The Army of Occupation of Germany Medal is a U.S. Army service medal established by an Act of Congress on November 21, 1941, (55 Stat 781). The military award recognized service in Germany or Austria-Hungary between November 12, 1918 and July 11, 1923.

==Background==
The Army of Occupation of Germany Medal was established by Public Law 322 of the 77th United States Congress on November 21, 1941, and was formally announced in War Department Bulletin No. 34 dated December 10, 1941, and War Department Circular No. 176 dated June 6, 1942.

==Design==
The Army of Occupation of Germany Medal was designed by Mr. T. A. Rovelstad, Heraldic Division, Office of the Quartermaster General, in June 1942, and was approved by the Secretary of War on July 8, 1942.
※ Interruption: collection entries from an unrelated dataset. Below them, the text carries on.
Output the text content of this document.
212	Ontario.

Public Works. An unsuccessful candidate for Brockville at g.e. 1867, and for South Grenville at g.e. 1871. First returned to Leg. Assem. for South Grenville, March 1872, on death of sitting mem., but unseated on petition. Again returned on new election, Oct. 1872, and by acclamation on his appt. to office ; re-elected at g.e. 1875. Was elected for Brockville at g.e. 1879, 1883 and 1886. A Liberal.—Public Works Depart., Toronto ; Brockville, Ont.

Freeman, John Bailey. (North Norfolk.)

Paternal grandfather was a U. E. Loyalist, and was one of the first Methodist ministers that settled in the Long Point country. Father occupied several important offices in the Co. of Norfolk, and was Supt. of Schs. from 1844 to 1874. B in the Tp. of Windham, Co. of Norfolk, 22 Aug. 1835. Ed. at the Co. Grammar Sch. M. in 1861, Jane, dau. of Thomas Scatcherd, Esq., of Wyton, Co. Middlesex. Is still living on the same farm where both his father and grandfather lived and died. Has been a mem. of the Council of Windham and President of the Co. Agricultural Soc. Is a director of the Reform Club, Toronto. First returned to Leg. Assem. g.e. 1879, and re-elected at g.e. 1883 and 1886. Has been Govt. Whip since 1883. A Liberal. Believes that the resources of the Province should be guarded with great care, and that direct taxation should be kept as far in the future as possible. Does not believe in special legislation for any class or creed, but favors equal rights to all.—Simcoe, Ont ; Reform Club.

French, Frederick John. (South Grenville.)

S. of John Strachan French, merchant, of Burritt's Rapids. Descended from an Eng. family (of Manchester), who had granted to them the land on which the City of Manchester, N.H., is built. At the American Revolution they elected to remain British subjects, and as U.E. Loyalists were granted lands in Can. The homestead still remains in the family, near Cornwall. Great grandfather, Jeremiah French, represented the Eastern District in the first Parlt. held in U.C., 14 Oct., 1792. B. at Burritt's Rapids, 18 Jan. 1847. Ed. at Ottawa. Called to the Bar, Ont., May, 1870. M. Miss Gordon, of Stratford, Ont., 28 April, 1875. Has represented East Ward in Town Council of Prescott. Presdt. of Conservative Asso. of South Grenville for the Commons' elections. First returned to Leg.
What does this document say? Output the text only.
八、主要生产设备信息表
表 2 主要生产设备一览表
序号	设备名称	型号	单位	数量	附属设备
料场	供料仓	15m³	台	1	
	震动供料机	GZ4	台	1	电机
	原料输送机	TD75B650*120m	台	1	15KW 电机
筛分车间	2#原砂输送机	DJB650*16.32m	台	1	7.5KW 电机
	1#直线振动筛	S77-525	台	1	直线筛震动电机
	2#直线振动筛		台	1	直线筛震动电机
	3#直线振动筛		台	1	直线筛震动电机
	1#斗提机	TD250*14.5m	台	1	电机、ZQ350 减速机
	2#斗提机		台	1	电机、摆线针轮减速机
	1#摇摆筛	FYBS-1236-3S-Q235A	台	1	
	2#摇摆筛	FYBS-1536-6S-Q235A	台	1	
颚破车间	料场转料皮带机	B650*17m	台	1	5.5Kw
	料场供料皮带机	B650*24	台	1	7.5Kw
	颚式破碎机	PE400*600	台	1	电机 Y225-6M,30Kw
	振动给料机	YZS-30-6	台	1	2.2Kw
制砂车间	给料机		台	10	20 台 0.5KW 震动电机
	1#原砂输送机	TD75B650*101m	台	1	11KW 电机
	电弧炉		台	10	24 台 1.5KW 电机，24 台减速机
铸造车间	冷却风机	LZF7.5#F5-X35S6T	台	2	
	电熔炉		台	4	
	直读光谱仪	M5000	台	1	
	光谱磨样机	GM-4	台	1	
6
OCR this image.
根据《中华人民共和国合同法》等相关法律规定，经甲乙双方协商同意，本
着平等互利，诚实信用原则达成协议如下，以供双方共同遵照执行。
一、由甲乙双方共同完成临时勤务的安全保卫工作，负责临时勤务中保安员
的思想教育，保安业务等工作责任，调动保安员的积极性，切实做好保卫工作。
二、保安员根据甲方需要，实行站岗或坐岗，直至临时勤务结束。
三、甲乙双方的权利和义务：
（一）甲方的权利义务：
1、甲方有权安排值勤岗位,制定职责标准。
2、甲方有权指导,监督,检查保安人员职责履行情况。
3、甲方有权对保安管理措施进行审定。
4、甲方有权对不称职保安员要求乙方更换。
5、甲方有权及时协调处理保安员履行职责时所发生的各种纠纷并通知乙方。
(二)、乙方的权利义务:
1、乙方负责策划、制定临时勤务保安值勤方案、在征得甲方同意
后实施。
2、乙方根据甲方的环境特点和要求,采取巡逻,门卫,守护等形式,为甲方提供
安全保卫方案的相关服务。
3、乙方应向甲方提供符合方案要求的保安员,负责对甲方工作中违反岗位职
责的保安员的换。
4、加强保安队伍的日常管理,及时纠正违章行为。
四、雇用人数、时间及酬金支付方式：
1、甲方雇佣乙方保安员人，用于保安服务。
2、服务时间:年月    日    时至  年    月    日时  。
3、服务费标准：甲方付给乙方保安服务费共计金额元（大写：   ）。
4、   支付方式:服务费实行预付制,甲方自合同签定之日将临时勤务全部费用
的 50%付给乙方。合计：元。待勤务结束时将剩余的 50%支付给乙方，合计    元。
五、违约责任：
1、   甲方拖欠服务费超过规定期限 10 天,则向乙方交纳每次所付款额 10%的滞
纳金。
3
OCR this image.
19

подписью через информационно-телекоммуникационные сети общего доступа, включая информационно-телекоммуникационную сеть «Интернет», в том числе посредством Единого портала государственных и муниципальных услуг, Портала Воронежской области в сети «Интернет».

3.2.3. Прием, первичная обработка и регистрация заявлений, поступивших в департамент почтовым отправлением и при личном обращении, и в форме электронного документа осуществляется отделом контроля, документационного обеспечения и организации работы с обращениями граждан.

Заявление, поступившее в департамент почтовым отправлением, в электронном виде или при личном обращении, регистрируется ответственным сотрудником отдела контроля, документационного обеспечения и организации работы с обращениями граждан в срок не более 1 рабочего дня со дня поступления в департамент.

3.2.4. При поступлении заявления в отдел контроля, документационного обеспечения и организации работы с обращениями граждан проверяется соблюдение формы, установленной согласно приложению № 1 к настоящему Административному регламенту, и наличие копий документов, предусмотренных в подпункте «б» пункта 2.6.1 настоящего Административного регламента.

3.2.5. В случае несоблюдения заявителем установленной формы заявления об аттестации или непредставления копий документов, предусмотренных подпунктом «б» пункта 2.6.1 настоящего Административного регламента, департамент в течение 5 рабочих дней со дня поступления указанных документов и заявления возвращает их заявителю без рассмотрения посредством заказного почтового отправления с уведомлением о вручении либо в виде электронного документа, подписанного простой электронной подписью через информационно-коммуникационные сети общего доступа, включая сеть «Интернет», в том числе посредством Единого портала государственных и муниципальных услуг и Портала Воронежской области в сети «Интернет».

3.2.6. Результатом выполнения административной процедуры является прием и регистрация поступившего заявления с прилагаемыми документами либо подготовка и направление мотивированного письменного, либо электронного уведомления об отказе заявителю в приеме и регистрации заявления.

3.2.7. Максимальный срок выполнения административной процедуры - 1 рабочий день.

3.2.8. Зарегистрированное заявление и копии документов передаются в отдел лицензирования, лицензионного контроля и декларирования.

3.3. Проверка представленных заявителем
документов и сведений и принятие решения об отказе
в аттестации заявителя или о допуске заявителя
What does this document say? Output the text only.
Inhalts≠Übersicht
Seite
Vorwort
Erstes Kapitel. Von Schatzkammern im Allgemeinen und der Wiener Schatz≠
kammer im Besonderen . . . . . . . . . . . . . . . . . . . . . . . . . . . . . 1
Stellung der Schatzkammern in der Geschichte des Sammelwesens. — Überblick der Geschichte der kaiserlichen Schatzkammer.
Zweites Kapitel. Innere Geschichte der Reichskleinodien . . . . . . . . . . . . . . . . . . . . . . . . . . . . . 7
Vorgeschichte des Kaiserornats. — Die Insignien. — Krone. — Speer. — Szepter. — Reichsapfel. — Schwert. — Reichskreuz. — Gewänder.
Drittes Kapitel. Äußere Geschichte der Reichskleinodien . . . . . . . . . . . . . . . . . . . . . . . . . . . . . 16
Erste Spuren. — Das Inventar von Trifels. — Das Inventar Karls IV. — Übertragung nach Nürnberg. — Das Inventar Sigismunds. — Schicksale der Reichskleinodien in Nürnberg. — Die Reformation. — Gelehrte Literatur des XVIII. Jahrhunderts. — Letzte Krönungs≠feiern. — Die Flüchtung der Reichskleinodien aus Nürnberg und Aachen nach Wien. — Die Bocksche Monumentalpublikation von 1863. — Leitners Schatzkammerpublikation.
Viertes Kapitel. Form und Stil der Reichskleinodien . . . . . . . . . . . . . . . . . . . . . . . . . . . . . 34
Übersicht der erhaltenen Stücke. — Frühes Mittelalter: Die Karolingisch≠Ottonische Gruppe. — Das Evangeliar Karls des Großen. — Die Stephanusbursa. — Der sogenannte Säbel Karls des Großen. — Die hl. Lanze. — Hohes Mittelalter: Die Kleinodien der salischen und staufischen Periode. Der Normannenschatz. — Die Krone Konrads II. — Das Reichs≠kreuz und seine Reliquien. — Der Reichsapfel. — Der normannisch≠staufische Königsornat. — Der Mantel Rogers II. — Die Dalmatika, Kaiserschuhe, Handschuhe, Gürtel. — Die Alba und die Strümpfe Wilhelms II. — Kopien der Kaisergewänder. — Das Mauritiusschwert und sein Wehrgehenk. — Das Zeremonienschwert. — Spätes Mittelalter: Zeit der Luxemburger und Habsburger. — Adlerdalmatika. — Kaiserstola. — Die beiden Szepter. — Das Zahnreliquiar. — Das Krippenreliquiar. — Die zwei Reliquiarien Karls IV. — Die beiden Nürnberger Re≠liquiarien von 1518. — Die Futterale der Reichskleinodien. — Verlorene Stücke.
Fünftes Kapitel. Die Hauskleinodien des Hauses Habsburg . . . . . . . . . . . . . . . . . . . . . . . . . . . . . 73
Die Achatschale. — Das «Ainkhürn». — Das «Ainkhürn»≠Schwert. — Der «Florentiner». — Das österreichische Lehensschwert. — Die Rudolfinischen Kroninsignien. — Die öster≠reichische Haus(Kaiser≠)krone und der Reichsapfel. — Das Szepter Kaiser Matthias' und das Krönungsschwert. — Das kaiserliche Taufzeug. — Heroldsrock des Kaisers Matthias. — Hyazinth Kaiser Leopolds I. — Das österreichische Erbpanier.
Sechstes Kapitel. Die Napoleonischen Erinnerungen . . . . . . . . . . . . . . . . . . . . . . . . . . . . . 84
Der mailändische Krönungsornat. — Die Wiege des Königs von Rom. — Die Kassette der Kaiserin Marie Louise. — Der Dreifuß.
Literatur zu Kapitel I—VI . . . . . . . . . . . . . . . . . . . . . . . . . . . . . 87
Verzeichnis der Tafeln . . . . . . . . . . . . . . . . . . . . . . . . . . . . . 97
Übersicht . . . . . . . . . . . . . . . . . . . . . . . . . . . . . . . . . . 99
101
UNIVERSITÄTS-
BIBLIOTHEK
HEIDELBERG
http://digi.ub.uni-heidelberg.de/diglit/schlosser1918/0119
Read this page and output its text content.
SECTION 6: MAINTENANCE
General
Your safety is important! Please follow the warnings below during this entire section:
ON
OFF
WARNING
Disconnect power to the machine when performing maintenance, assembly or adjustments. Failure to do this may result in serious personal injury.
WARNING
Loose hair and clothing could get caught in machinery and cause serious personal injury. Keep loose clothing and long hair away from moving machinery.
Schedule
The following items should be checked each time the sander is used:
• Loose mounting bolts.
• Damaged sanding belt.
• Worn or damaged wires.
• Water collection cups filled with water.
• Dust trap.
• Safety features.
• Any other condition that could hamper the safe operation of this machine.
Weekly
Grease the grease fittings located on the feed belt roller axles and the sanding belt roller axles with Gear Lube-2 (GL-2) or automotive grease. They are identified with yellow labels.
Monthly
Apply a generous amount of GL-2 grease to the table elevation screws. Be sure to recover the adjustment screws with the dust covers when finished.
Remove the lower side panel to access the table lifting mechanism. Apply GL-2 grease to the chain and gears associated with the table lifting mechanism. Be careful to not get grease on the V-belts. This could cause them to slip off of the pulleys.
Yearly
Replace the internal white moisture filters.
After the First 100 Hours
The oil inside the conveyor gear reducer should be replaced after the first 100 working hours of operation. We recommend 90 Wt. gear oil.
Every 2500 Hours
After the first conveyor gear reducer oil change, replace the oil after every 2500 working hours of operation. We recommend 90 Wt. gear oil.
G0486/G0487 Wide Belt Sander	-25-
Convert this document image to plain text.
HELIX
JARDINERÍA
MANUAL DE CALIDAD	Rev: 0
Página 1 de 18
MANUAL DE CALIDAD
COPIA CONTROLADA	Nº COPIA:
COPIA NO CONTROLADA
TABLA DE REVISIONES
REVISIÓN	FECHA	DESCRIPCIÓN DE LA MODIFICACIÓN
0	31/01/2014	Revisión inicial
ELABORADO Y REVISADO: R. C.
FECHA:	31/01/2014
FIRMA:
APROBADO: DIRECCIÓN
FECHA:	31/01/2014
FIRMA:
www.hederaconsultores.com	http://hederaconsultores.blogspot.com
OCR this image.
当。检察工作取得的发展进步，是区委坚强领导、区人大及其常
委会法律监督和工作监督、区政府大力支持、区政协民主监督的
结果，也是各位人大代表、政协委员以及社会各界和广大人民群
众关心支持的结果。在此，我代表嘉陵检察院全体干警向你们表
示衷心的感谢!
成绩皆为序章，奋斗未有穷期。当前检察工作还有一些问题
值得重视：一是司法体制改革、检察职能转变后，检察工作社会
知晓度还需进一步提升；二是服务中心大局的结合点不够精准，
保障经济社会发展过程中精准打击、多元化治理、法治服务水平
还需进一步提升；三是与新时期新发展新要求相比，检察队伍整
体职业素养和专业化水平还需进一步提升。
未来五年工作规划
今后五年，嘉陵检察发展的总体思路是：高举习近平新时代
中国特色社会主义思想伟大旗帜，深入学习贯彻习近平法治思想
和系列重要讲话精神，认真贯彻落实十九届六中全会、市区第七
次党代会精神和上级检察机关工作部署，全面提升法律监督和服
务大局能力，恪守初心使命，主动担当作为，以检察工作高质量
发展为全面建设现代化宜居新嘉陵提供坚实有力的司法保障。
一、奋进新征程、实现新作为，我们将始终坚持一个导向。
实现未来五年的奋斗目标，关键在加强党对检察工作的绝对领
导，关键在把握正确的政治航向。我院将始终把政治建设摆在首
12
The medal is Bronze and 1 1/4 inches in diameter. On the obverse is a profile of General John J. Pershing, encircled by four stars indicating his insignia of grade as Commanding General of the Field Forces. In the lower left is the inscription "GENERAL JOHN J. PERSHING" and on the right is a laurel wreath superimposed by a sword with the dates "1918" and "1923" enclosed by the wreath.

The obverse of the medal includes the dates of the U.S. Occupation of Germany. The reverse depicts the American eagle perched with outspread wings standing on Ehrenbreitstein Fortress, which overlooks the Rhine in Coblenz, Germany, encircled by the words "U.S. ARMY OF OCCUPATION OF GERMANY" and three stars at the bottom of the medal. The three stars on the reverse symbolize the Third Army, which comprised the occupation forces of Germany.

The ribbon is 1 3/8 inches in width consisting of the following stripes: 1/16 inch Ultramarine Blue 67118; 1/16 inch Scarlet 67111; 3/16 inch White 67101; 3/4 inch Black 67138 (center); 3/16 inch White; 1/16 inch Scarlet; 1/16 inch Ultramarine Blue.